To my parents: if you're reading this, hear me out.
Ahhhh, parents. The two people whose love gave you life. But they're parents and it can be, well, embarassing to talk to them about some things. Either that or you just don't have that kind of relationship where you feel comfortable talking to them about everything and anything.
In my family, there are things I deem "appropriate" to talk about with the parentals ... and there are things I keep to myself, even though I really, really want to tell them.
Here are 8 of those things:
1. I won't always be around to help you with tech stuff.
Mom and Dad, I love you both, but you really need to create your own Apple ID and password soon. I swear it’s safe. I think it would be easier for all three of us if you don’t call me every time you want to download a new app and you need my password.
2. I haven’t learned to cook yet.
I know that I should start learning how to feed myself (besides rice and instant noodles). And yes, I can't live on pizza and Chinese take-out forever. But you both are such excellent cooks that I fear your disappointment (and judgement) if I somehow, well, suck.
Not to mention, with your high cholesterol, Mom, and your diabetes, Dad, I worry. What if I add too much salt? Or sugar? Or worse .. what if I burn the whole freaking house down? (It’s a legitimate fear; I'm that bad.)
3. I’m sorry I was such a spoiled brat.
I’m an only child, but I know that that’s no excuse for thinking the world revolved around me. Dad, I'm sorry I embarassed you when I decided to throw a tantrum and roll on the floor in the middle of the department store when you told me I couldn’t have that stuffed duck (and now that I think about it, I don’t even like that duck anymore.)
And mom, I'm sorry for the shame I caused when I rolled around on the church floor at auntie's wedding when I decided I was tired and didn’t want to be there anymore. Basically, sorry for ages two to 16.

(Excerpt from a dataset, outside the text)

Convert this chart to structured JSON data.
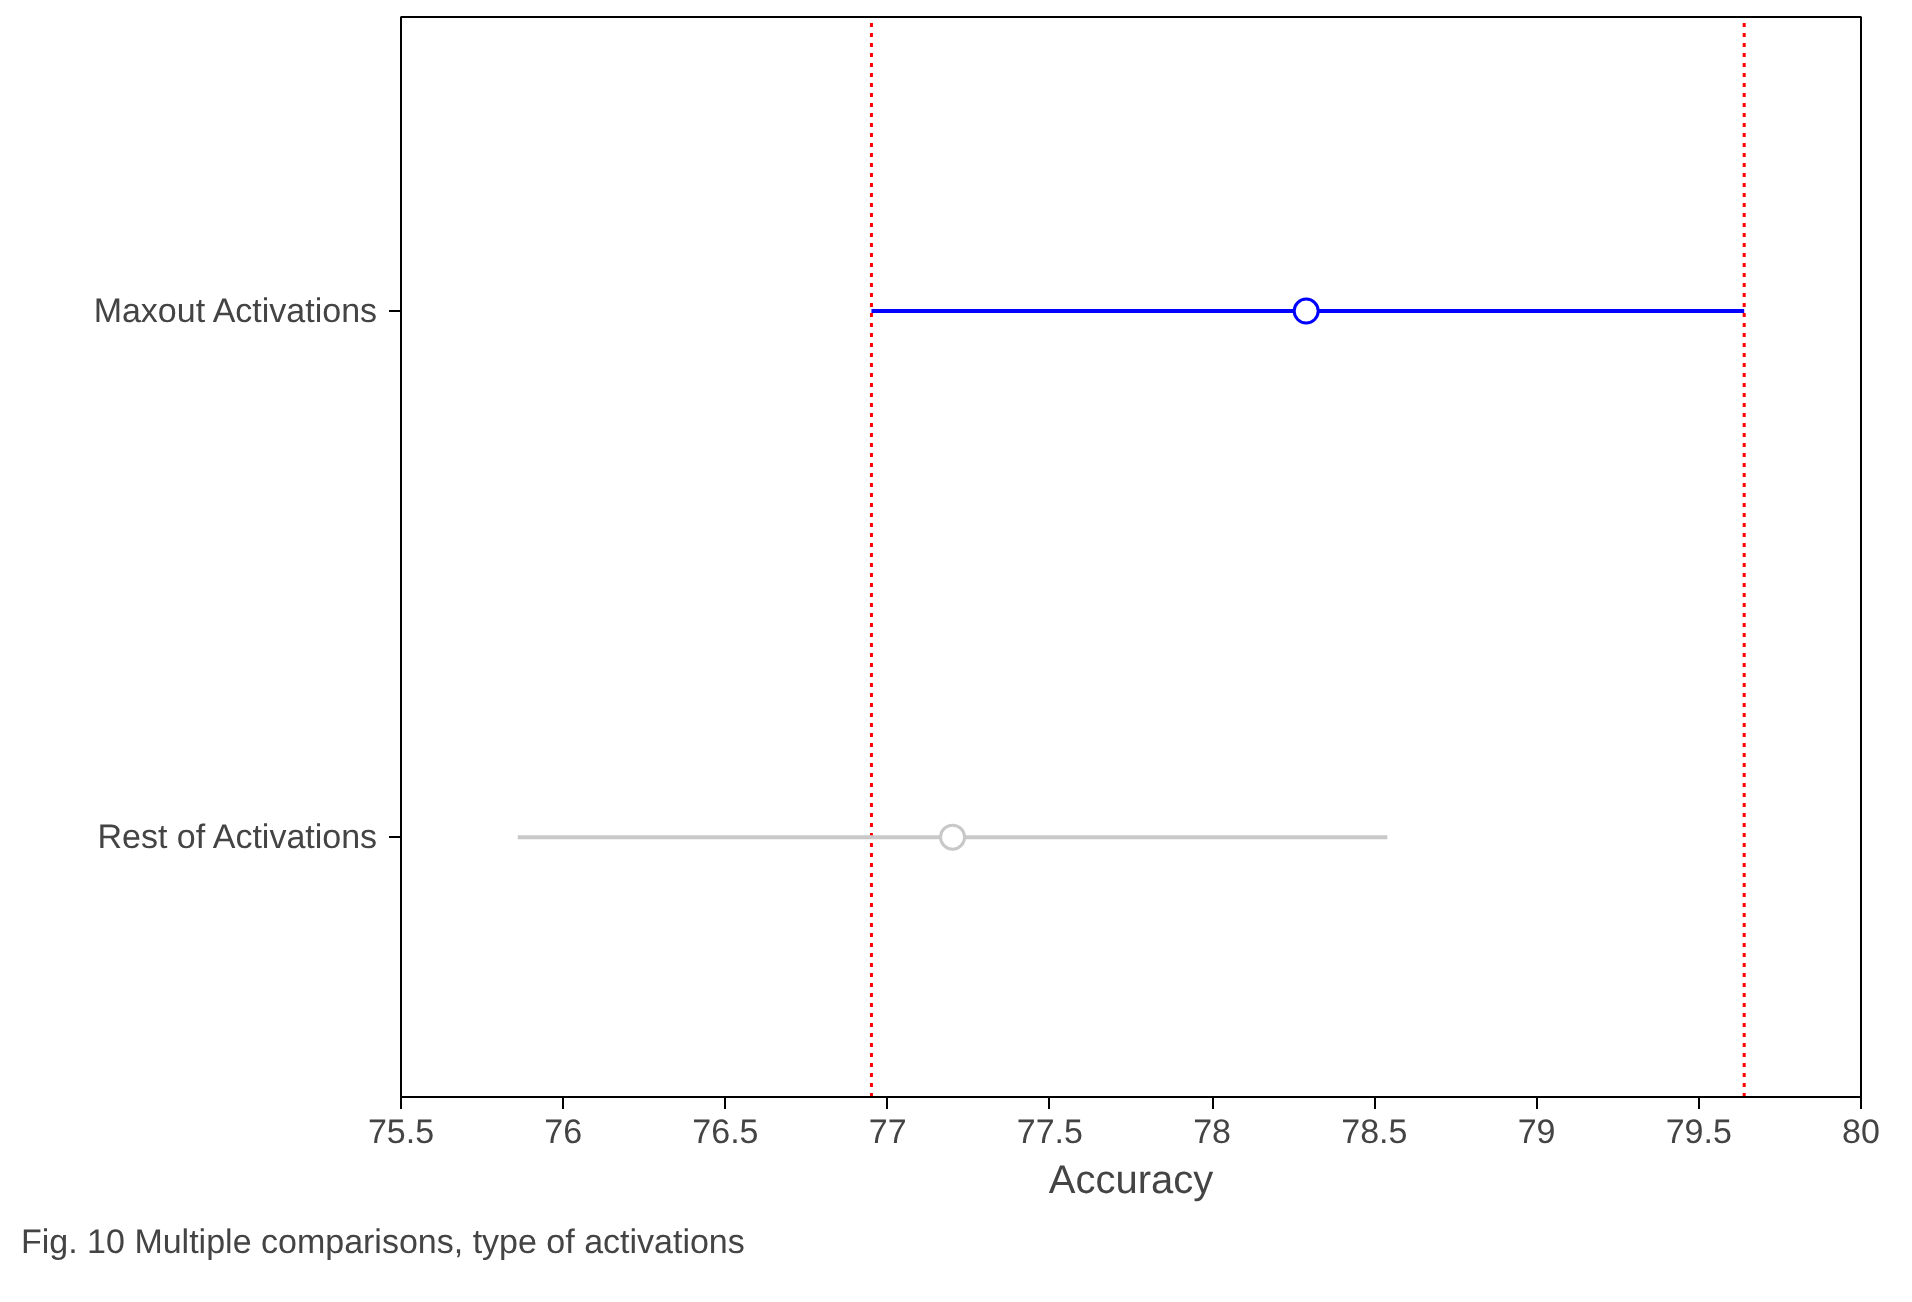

4. I need you to stop protecting me from the evils of "the real world."
People are not always nice, things will go wrong, and I might get hurt. I get it. But the only way to really help me navigate "the real world" is to let me get out there and experience it for myself. Let me explore, make mistakes and learn from them. Besides, you’ve taught me right from wrong all my life. Trust me to trust you.
5. I also need you to (politely) back out of my love life.
Yes, we broke up once (for a day) and got back together, but that doesn't mean he doesn't love me (no, he doesn't have another woman; where do you get this stuff?) I know your parental instincts warn you that our problems as a couple are mostly because of him, but realize that a. you're biased and b. there's two of us in the relationship.
Just like you guys, we have disagreements, and just like you guys, we always try to work it out. And I promise that if (emphasis on "if") he does end up breaking my heart, you are welcome to tell me, "I told you so."
6. I appreciate everything you do.
I know it’s cliche but you sacrificed so much to give me a roof over my head, food on my plate, and an education to boot. I also appreciate the fact that even though I'm a college graduate now, you haven't kicked me out yet. (Emphasis on "yet.") You’re both rockstars.
7. I love you.
Another cliche, but I actually don’t remember the last time I told you both, out loud, that I love you. I know there were times when we've disagreed on many things (from my clothes to choice of a boyfriend to well, basically, everything during age 16) and yes, I was childish enough to give you both the silent treatment. But that doesn’t mean I love you any less.
You’re my parents and I know that if everybody else were to leave me, you two would always stay.